How do I find the direction angle of vector `<-sqrt3, -1>`?

Answer 1

`240^@`

Explanation:

To find the direction angle `theta` of a vector `ul{v}`, you can work with the definition of `tan` function: in a right triangle with `alpha` one of the non-right angles, the tangent of `alpha` is the length of the side opposed to `theta` divided by the length of the adjacent side.

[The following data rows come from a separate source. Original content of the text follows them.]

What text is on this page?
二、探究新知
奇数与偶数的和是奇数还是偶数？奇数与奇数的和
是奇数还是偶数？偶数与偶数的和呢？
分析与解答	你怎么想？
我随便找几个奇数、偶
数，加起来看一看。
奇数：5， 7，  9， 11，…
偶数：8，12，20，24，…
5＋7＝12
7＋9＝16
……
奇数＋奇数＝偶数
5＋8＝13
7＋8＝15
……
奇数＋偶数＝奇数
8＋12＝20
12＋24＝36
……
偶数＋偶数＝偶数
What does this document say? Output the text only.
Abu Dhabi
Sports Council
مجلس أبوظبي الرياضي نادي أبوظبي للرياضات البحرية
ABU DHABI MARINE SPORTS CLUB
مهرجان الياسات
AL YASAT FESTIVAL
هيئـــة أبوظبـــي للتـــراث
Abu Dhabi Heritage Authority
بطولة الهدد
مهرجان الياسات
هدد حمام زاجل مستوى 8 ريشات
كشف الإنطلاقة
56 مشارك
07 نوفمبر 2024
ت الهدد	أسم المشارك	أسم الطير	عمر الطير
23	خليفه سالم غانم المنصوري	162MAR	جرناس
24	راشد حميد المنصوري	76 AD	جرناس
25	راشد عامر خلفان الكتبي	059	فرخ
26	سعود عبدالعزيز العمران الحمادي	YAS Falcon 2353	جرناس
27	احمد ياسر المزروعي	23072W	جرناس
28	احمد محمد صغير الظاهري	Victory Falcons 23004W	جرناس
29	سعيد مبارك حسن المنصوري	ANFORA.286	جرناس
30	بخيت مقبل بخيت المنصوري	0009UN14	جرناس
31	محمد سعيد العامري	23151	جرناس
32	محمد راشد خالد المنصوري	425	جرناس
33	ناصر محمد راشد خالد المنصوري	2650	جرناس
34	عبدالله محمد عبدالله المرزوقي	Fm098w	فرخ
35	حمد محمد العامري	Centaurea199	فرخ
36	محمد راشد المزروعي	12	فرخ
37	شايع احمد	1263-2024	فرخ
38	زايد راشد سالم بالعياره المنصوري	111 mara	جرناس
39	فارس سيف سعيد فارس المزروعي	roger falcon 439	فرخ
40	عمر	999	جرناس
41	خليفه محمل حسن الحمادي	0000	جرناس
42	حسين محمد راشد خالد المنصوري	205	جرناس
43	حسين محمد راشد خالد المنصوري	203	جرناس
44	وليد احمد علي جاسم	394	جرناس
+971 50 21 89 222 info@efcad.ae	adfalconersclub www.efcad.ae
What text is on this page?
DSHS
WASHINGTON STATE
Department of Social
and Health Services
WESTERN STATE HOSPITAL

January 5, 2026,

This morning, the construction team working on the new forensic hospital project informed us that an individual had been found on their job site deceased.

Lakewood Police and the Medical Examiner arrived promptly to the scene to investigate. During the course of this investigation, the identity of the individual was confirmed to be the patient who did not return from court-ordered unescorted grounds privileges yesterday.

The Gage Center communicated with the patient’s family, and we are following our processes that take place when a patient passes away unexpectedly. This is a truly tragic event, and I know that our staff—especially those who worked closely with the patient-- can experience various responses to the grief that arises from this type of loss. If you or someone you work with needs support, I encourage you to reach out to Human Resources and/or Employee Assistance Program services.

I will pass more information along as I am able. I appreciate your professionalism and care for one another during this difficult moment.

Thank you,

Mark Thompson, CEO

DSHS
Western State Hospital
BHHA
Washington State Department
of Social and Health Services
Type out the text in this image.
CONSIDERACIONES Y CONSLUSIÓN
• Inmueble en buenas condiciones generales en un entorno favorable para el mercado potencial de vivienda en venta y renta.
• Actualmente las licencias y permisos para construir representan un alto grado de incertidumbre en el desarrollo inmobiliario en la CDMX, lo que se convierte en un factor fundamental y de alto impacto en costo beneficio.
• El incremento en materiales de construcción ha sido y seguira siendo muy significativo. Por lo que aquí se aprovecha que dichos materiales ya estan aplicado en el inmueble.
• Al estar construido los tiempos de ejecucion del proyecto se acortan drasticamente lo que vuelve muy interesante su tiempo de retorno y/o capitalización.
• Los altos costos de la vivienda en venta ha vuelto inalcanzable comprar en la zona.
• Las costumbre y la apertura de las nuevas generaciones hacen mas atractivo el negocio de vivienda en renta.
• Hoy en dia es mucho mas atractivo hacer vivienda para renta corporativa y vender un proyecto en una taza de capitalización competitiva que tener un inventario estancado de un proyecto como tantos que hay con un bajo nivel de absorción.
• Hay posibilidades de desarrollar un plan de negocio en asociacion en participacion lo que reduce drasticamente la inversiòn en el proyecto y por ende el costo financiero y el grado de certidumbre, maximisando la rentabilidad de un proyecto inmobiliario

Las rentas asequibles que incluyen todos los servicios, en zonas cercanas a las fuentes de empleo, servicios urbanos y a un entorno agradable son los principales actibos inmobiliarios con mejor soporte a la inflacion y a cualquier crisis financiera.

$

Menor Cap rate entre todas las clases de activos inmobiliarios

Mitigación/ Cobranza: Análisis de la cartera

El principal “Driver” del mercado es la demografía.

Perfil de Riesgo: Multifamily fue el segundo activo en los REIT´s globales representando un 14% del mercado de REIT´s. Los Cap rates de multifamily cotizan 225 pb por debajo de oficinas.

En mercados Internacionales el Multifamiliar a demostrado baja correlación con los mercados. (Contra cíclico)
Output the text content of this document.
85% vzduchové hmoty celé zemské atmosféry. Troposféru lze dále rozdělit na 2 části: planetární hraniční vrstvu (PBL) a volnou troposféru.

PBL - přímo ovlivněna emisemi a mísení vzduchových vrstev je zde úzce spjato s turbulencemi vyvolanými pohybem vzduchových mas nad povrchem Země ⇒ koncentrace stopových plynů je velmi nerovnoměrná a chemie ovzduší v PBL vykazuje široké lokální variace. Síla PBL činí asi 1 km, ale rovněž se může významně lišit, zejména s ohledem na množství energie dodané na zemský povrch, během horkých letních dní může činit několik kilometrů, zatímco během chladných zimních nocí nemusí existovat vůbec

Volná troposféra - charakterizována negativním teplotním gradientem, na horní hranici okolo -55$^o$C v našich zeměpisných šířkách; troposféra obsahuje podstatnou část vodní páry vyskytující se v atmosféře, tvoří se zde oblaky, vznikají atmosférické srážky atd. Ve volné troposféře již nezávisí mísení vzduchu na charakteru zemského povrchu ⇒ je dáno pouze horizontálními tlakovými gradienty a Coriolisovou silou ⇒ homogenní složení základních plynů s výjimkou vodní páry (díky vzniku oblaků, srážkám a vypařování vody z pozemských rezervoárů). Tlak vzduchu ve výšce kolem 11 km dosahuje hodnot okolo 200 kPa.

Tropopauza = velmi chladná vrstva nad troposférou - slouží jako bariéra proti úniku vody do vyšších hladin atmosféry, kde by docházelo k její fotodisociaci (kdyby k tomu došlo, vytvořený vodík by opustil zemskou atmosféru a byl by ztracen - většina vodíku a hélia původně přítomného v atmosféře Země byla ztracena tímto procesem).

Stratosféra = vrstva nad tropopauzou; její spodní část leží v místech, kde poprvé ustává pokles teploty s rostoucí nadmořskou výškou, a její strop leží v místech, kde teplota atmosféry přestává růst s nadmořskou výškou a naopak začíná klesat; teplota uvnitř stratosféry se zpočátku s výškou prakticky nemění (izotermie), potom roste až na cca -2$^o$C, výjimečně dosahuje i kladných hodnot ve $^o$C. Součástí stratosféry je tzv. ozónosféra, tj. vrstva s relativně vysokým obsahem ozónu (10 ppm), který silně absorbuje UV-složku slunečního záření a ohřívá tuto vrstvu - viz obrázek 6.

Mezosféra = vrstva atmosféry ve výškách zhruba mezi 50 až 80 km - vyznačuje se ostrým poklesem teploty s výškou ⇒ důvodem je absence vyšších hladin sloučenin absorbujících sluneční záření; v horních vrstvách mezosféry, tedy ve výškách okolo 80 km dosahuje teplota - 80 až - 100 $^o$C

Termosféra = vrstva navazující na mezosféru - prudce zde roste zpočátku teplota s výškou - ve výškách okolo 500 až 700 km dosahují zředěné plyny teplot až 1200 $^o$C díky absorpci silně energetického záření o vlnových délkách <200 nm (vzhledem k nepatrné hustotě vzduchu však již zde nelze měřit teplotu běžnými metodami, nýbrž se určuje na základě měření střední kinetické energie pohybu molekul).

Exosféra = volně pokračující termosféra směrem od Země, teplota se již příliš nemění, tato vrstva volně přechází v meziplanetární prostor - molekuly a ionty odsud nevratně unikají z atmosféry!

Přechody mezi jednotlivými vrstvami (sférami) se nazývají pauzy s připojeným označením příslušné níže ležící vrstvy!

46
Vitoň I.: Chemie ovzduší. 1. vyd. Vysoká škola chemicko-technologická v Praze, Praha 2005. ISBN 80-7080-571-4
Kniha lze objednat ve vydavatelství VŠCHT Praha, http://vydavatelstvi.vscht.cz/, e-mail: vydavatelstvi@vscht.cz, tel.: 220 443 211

If `O` is the origin of an orthogonal coordinate system, `P` is the terminal point of `ul{v}` (vector applied in `O`) and `H` is the point obtained by projecting `P` on the `x`-axis, the triangle `PHO` is a right triangle because `hat{PHO}=90^@`.
Then if `alpha:=hat{POH}` we get that by definition, `tan(alpha)=(PH)/(OH)`.
In our specific case `ul{v}=<-sqrt(3),-1>`, so `OH=-sqrt(3)` and `PH=-1` and this implies that `tan(alpha)=(-sqrt(3))/(-1)=sqrt(3)`. `tan(alpha)` is `sqrt(3)` when `alpha=60^@`.

Now, since `ul{v}` lies in the third quadrant, the direction angle `theta` is given by the sum between `180^@` and `alpha`: `theta=180^@+alpha=180^@ + 60^@=240^@`.